= Ectomesenchymoma =

Ectomesenchymoma is a rare, fast-growing tumor of the nervous system or soft tissue that occurs mainly in children, although cases have been reported in patients up to age 60. Ectomesenchymomas may form in the head and neck, abdomen, perineum, scrotum, or limbs. Also called malignant ectomesenchymoma.

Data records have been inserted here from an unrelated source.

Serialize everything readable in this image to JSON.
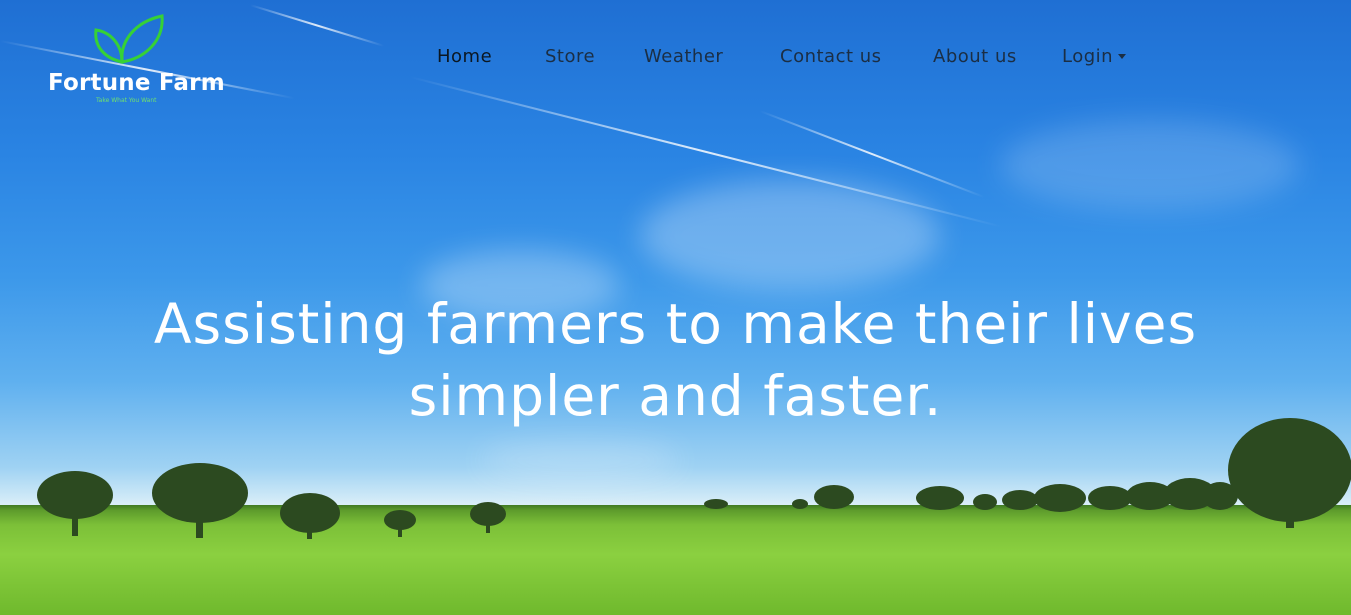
{
  "logo": {
    "title": "Fortune Farm",
    "tagline": "Take What You Want",
    "icon": "leaf-icon"
  },
  "nav": {
    "items": [
      {
        "label": "Home",
        "active": true
      },
      {
        "label": "Store"
      },
      {
        "label": "Weather"
      },
      {
        "label": "Contact us"
      },
      {
        "label": "About us"
      },
      {
        "label": "Login",
        "dropdown": true
      }
    ]
  },
  "hero": {
    "headline_line1": "Assisting farmers to make their lives",
    "headline_line2": "simpler and faster."
  },
  "colors": {
    "accent": "#2ecc40",
    "nav_text": "#1b2e44",
    "headline": "#ffffff",
    "sky": "#2a84e3",
    "field": "#7cc038"
  }
}
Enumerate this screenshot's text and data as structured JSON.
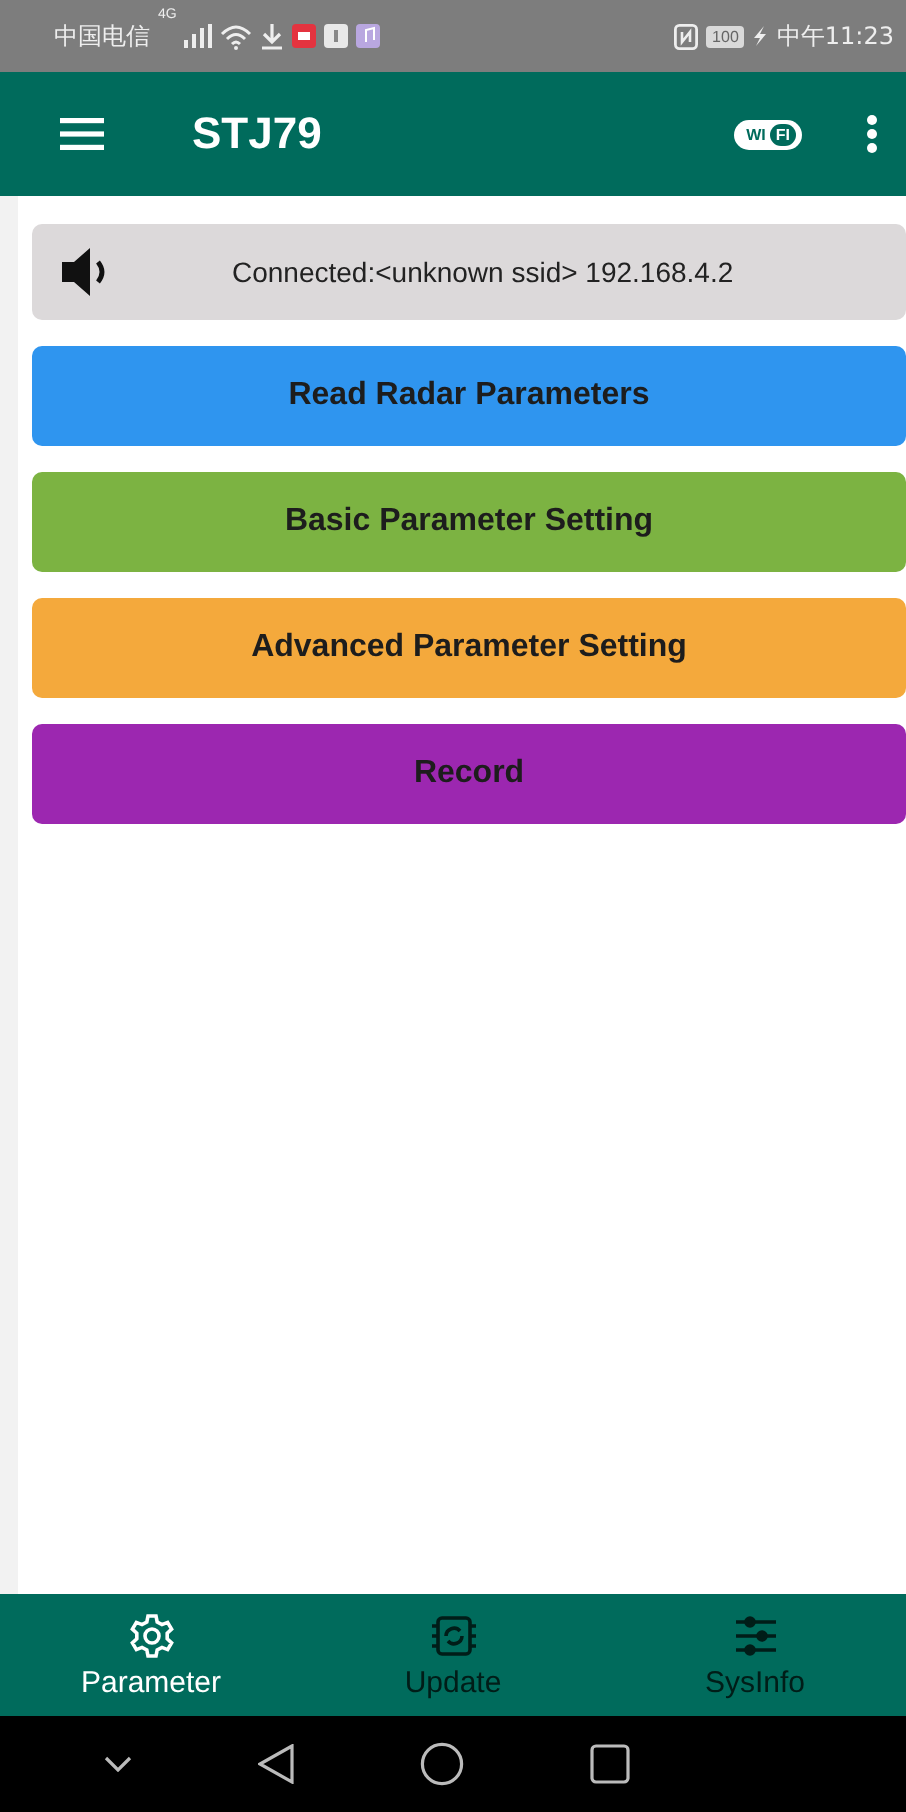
{
  "status_bar": {
    "carrier": "中国电信",
    "network": "4G",
    "battery": "100",
    "time": "中午11:23"
  },
  "app_bar": {
    "title": "STJ79",
    "wifi_badge": [
      "WI",
      "FI"
    ]
  },
  "connection": {
    "text": "Connected:<unknown ssid> 192.168.4.2"
  },
  "actions": [
    {
      "label": "Read Radar Parameters",
      "color": "#2f95ef"
    },
    {
      "label": "Basic Parameter Setting",
      "color": "#7cb342"
    },
    {
      "label": "Advanced Parameter Setting",
      "color": "#f4a93c"
    },
    {
      "label": "Record",
      "color": "#9c27b0"
    }
  ],
  "bottom_nav": [
    {
      "label": "Parameter",
      "kind": "gear",
      "selected": true
    },
    {
      "label": "Update",
      "kind": "chip",
      "selected": false
    },
    {
      "label": "SysInfo",
      "kind": "sliders",
      "selected": false
    }
  ]
}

Malignant ectomesenchymoma (MEM) is a rare tumor of soft tissues or the CNS, which is composed of both neuroectodermal elements [represented by ganglion cells and/or well-differentiated or poorly differentiated neuroblastic cells such as ganglioneuroma, ganglioneuroblastoma, neuroblastoma, peripheral primitive neuroectodermal tumors – PNET] and one or more mesenchymal neoplastic elements, usually rhabdomyosarcoma . The most accepted theory suggests that this tumor arises from remnants of migratory neural crest cells and thus from the ectomesenchyme.

==Clinical picture==
The tumor largely affects children under 15 years of age and about 20% only are found in adults with nearly 60% involving males and 40% females (1). The most frequent locations are head and neck (orbit and nasopharynx), central nervous system, abdomen and retroperitoneum, pelvis, perineum, scrotum and prostate(1). Clinical symptoms are not specific and usually caused by local tumor compression and infiltration.

==Histopathology==
The main features of this tumor is to comprise either ectodermal derivatives (neuroblasts and ganglion cells) or mesenchymal components mostly represented by plump, elongated cells in interlacing bundles often showing rhabdomyoblastic differentiation, including strap-like and racket-shaped cells (2-6). A myofibril-like structure and cross striations can be identified. Liposarcoma-like and chondroid foci can be an additional finding. Fibrosarcoma-like and fibrous histiocytoma-like areas can be observed as well as neurofibromatous and neuroblastic components with rosette formation. Ganglion cells can appear immature and atypical, they can be bi- or multinucleated and showing evidence of Nissl substance (2-6).
Rhabdomyoblasts and poorly differentiated small cells display positivity for desmin and myosin while neural areas are variably sensitive to S-100. Ganglion cells are strongly positive for NSE. It is important to point out that the ectodermal component may be sometimes scanty and can be overlooked whereas in specimens after chemotherapy the ganglioneuroma component is increased and even overwhelming.
Differential diagnosis should consider rhabdomyosarcoma, Triton tumor, teratoma, Wilms tumor and benign, mature ectomesenchymoma (ectomesenchymal hamartoma).

==Research==
Goldsby et al. reported an ectomesenchymoma of the kidney showing hyperdiploid count and a translocation between chromosomes 12 and 15 (8). Floris et al. found in their reported case hyperploidy in a subset of cells as well as gains of chromosomes 2, 11 and 20, a finding in common with alveolar rhabdomyosarcoma. They found as well 2 distinctive chromosome 6p21.32-p21.2 and 6p11.2 amplification regions in the primary tumor which disappeared in the postchemotherapy specimen. Furthermore, the pretreatment biopsy showed strong expression of HMGA1 and HMGA2 proteins by immunohistochemistry and loss of expression after therapy thereby crediting the HMGA family of proteins for oncogenic expansion (9).

==Historic background==
MEM comprises a heterogeneous group of neoplasms believed to originate from the neural crest. First hints to this type of tumor were probably from Shuangshoti and Nestky (1971) and from Holimon and Rosenblum (1971) (2-3). Additional contributions were provided thereafter by Naka et al. (1975), Karcioglu et al. (1977), Cozzutto et al. (1982) and Kawamoto et al. (1987).
Kosem et al. collected 44 cases of MEM in a 2004 review and examined management data finding out that resection with pre- or post-surgery chemotherapy yielded the best results with one death only in 13. In the five cases reported by Mouton et al. an aggressive chemotherapy and adequate surgical excision granted a disease-free interval for 7 to 50 months. The attainability of radical surgical
ablation seems the most important prognostic factor (10).